Neuroprotection by encephalomyelitis: rescue of mechanically injured neurons and neurotrophin production by CNS-infiltrating T and natural killer cells.

In experimental autoimmune encephalomyelitis (EAE), CD4(+) self-reactive T cells target myelin components of the CNS. However, the consequences of an autoaggressive T cell response against myelin for neurons are currently unknown. We herein demonstrate that EAE induced by active immunization with an encephalitogenic myelin basic protein peptide dramatically reduces the loss of spinal motoneurons after ventral root avulsion in rats. Both brain-derived neurotophic factor (BDNF)- and neurotrophin-3 (NT-3)-like immunoreactivities were detected in mainly T and natural killer (NK) cells in the spinal cord. In addition, very high levels of BDNF, NT-3, and glial cell line-derived neurotrophic factor mRNAs were present in T and NK cell populations infiltrating the CNS. Interestingly, bystander recruited NK and T cells displayed similar or higher neurotrophic factor levels compared with the EAE disease-driving encephalitogenic T cell population. High levels of tumor necrosis factor-alpha (TNF-alpha) and interferon-gamma (IFN-gamma) mRNAs were also detected, and both these cytokines can be harmful to several types of CNS cells, including neurons. However, treatment of embryonic motoneuron cultures with TNF-alpha or IFN-gamma only had a deleterious effect in cultures deprived of neurotrophic factors. These results suggest that the potentially neurodamaging consequences of severe CNS inflammation are curbed by the production of several potent neurotrophic factors in leukocytes.

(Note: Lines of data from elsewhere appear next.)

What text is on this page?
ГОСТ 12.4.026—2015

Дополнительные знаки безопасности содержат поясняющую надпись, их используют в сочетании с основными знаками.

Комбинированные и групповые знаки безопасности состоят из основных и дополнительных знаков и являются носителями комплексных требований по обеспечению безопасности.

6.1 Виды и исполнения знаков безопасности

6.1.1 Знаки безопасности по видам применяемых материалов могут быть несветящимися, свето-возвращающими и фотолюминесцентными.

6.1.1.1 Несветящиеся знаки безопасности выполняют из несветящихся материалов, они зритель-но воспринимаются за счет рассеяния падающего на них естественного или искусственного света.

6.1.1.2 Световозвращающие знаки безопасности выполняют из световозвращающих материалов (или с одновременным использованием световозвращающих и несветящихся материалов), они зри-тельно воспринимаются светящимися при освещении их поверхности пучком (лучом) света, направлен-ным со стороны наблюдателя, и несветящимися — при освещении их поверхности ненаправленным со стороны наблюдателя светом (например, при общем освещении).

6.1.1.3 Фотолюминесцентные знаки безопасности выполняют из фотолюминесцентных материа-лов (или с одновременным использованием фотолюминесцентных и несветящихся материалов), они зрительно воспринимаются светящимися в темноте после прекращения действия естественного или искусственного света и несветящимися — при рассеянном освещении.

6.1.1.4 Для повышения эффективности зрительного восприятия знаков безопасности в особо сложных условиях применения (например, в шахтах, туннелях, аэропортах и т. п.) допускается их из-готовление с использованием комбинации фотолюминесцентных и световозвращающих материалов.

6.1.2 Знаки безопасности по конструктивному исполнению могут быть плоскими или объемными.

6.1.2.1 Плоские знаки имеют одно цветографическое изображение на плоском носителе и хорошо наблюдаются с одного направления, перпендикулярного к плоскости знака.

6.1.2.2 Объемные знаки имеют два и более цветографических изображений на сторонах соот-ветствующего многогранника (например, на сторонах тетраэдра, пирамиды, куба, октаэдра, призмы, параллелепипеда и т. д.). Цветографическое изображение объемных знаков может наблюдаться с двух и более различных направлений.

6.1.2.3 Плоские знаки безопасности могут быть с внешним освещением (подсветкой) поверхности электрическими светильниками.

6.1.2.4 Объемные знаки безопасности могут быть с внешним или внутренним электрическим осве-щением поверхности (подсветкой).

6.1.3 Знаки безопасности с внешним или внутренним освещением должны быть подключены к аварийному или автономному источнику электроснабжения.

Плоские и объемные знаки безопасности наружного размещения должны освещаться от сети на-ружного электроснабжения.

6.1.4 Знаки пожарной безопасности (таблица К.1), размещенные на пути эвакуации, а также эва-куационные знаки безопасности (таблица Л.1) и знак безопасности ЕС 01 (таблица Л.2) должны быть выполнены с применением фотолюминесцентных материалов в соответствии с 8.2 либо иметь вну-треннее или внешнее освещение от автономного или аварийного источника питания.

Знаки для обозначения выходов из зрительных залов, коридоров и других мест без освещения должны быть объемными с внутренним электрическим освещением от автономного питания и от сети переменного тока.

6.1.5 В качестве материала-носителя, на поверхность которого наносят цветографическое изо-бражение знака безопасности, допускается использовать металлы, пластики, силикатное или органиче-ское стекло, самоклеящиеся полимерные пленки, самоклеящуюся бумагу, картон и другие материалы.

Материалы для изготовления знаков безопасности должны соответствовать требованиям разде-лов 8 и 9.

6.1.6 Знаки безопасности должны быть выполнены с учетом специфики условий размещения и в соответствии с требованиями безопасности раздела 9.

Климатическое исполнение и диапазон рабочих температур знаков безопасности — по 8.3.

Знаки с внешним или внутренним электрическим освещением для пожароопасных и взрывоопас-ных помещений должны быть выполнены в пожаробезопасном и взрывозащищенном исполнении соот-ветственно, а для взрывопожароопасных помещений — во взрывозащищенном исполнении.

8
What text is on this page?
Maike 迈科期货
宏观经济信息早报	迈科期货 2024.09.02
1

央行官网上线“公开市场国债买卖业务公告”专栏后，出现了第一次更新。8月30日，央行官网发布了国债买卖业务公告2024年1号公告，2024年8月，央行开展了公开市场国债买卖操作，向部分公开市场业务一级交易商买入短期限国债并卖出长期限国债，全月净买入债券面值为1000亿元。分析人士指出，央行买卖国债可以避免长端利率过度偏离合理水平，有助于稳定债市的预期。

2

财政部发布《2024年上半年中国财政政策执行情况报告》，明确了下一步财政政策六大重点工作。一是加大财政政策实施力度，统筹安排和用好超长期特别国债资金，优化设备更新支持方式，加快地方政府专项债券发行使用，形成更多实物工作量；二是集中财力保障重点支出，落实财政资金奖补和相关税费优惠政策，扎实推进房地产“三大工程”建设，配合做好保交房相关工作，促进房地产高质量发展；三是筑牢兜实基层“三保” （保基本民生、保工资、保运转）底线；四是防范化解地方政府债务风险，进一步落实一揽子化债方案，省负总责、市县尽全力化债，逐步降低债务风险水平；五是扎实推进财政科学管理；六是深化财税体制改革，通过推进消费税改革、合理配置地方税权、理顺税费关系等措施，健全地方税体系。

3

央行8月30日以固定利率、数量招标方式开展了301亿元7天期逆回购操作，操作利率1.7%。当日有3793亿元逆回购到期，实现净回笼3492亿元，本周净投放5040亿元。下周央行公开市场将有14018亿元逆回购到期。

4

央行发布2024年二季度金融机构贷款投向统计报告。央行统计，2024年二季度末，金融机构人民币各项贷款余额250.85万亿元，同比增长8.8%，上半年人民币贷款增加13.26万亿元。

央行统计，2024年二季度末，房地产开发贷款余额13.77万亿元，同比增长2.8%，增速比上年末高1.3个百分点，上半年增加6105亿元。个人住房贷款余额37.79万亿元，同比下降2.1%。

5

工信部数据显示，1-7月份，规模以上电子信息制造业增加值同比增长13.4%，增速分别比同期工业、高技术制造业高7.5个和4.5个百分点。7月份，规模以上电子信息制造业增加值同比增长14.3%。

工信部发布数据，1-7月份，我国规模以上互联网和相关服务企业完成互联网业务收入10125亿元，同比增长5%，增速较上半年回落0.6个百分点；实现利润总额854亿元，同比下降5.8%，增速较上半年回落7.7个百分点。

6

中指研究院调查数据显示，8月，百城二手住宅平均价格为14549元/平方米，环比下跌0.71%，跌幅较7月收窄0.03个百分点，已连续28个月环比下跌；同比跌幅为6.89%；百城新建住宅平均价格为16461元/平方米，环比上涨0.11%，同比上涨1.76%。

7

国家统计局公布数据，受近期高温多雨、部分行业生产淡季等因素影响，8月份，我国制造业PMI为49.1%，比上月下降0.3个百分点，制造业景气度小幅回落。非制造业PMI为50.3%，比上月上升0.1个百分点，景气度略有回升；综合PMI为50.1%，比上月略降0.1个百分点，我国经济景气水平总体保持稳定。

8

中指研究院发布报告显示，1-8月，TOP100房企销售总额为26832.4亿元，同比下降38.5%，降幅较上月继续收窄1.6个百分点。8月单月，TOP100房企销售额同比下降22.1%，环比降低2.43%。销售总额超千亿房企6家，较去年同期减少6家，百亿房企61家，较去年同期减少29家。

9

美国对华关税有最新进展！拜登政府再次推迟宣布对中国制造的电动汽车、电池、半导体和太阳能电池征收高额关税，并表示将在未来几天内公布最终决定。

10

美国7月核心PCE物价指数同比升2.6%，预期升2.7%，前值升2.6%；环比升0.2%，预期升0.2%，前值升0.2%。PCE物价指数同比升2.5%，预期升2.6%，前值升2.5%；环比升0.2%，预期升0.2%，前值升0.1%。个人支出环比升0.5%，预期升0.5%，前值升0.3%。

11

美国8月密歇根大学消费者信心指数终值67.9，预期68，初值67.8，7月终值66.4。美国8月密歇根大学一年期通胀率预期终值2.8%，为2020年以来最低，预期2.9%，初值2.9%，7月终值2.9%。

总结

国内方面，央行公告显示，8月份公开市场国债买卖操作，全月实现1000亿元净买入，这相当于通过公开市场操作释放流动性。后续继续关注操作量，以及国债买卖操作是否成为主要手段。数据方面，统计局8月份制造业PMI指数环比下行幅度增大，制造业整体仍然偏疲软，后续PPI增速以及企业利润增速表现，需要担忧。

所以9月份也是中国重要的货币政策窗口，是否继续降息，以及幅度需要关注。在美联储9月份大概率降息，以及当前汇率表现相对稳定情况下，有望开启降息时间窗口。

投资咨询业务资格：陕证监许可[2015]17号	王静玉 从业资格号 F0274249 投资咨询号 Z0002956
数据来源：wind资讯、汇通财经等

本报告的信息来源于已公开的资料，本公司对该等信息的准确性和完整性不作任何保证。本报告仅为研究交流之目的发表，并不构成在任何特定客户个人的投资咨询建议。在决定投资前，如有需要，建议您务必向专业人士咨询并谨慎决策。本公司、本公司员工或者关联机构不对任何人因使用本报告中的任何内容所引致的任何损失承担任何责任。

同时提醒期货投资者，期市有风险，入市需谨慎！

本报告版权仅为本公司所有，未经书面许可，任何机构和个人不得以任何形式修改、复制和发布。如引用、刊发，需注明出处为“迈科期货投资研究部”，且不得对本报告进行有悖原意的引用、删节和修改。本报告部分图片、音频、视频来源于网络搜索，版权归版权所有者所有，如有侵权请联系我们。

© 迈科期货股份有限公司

Genetic regulation of nerve avulsion-induced spinal cord inflammation.

In the animal model for multiple sclerosis (MS), experimental autoimmune encephalitis (EAE), genetic loci correlating with incidence or severity of disease are located both within and outside of the major histocompatibility complex (MHC). Whereas polymorphisms within MHC class I and II molecules are likely to be a major determinant of MHC gene influence in rat EAE, it is still unclear how non-MHC gene regions influence disease. Genetic control of inflammation can hypothetically be either general or specific for a particular target tissue. For the latter, gene regulation of pathomechanisms in the CNS could affect reactivity of microglia or astrocytes, local cytokine/chemokine production, or even neuronal vulnerability. We have obtained strong support for this notion by observations of rat strain-dependent variation in the inflammatory response after ventral root avulsion, a model in which mainly non-antigen-specific elements of the immune system promote inflammation. A comparison of strains with similar MHC haplotypes on different backgrounds and strains with different MHC haplotypes on the same background, respectively, demonstrates that the inflammatory phenotype is regulated mainly by non-MHC genes. Interestingly, different features of the inflammatory response, such as induction of MHC class II expression, glial activation, cytokine expression, and neuronal vulnerability, varied between rat strains and were largely independent of each other. The genetic control of several basic features of inflammation in the CNS is of great relevance not only for MS/EAE, but also for several other neurological conditions with inflammatory components such as cerebrovascular and neurogenerative dieases and trauma.

Expression of nonclassical MHC class I (RT1-U) in certain neuronal populations of the central nervous system.

Major histocompatibility complex (MHC) class I genes consist of classical (Ia) and nonclassical (Ib) types. Recently, a set of structurally similar MHC class Ib genes in the rat, denoted RT1-U, was described. We here demonstrate expression of RT1-U mRNA using highly stringent oligonucleotide in situ hybridization in several different neuronal populations, including different motor nuclei and the substantia nigra in the rat MHC (c) and (n) haplotypes under normal conditions. The expression pattern for beta2-microglobulin mRNA was almost identical. In contrast, neuronal expression of classical MHC class I (RT1-A) was low. Interestingly, after mechanical nerve injury, glial cells predominantely upregulated expression of RT1-A, whereas neuronal expression of RT1-U remained unchanged. Neuronal expression of nonclassical MHC class I may thus be important for immune surveillance in the nervous system.